“That’s not a message,” I told her. “That’s a trap. Bailey Base doesn’t send help. It sends echoes.”
Bailey Base is a joke. A rumor. It’s what we whisper about when the long-haul comms go static. Officially, it’s a decommissioned research outpost on the edge of the Sagittarius Arm. Unofficially? It’s where the rules stop working .
But she just smiled. The same smile from our first date. Only now, it was 0.3 seconds out of sync with her voice.
DTF, in our field, doesn’t mean what it means dirtside. It stands for . And -23.08 is the worst kind of number.
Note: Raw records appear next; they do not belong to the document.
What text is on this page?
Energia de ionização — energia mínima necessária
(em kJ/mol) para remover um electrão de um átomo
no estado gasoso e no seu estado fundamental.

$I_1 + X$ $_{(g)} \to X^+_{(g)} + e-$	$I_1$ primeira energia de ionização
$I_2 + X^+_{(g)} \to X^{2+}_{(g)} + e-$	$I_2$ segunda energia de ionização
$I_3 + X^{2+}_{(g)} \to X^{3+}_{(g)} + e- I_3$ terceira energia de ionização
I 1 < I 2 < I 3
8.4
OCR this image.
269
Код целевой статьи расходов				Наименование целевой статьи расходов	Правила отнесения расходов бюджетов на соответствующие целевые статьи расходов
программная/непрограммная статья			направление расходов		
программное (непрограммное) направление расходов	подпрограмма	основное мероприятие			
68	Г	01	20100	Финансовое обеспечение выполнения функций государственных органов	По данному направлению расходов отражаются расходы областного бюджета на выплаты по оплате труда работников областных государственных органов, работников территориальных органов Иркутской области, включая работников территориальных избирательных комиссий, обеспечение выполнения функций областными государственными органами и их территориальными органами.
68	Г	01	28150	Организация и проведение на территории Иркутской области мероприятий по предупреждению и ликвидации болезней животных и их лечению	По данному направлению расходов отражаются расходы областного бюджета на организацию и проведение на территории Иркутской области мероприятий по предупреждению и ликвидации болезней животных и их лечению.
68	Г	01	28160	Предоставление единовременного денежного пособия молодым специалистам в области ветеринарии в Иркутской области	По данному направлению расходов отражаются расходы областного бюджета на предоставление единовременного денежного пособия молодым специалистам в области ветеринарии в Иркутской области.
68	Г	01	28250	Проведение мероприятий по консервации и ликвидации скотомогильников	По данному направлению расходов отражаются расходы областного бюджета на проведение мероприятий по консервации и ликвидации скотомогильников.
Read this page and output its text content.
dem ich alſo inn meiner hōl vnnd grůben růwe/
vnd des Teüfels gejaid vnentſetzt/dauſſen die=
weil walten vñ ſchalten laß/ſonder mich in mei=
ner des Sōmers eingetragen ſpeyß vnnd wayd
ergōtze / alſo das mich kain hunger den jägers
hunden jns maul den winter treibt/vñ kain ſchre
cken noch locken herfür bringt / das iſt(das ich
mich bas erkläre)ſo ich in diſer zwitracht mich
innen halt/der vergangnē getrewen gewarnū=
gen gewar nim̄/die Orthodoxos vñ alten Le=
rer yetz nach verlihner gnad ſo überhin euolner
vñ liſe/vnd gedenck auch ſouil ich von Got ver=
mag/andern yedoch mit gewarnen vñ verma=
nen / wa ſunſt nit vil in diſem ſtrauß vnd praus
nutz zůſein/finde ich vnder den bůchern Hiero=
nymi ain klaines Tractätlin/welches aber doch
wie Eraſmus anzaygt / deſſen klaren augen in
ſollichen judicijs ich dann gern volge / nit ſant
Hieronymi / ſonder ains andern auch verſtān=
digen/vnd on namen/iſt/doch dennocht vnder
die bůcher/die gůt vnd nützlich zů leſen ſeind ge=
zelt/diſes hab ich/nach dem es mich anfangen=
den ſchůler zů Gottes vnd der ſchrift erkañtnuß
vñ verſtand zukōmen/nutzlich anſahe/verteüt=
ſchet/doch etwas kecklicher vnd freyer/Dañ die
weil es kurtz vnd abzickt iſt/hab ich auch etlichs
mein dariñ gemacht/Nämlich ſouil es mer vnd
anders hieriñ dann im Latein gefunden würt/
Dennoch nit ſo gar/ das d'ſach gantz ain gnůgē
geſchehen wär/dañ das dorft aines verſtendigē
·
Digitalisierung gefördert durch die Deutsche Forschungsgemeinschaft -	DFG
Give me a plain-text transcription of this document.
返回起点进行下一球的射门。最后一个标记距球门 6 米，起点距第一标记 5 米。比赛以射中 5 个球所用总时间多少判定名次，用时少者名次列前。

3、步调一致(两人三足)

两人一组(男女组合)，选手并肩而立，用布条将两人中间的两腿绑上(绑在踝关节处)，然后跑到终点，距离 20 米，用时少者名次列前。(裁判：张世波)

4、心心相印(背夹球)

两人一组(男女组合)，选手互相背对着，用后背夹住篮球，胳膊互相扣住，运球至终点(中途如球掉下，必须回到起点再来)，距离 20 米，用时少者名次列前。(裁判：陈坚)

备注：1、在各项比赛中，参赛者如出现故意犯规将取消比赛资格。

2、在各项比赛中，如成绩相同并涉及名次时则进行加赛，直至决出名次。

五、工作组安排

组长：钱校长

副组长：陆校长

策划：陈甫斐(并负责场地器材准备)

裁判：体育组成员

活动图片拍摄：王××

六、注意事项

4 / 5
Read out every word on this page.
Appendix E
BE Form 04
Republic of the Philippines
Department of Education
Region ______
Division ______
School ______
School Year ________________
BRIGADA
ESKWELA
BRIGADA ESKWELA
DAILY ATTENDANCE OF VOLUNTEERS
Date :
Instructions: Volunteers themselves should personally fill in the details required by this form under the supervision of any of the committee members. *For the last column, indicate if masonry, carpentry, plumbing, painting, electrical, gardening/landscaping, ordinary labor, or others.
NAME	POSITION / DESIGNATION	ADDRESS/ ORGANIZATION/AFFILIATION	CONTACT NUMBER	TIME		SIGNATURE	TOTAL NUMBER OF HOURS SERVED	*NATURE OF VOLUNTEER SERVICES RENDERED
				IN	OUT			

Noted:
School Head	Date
I don’t know if I’m writing this as a warning or an invitation. Maybe by the time you read this, I’ll be two versions of myself: one running away, and one already waiting for you at the Base.
Here’s a short, intriguing story based on the elements you provided. The Bailey Base Anomaly
Unless you want to get lost together.
The strangest part? MyGF updated just now. A new coordinate blinked under the redacted lines:
Yesterday, my girlfriend—let’s call her Lina, because the GF in MyGF also stands for something I’m not ready to say—hacked our nav system. She rerouted us toward Bailey Base. I caught her in the server room, her hands trembling over the console, eyes flickering like old screens.
Check your chronometer. If it’s ticking backward, don’t come find me.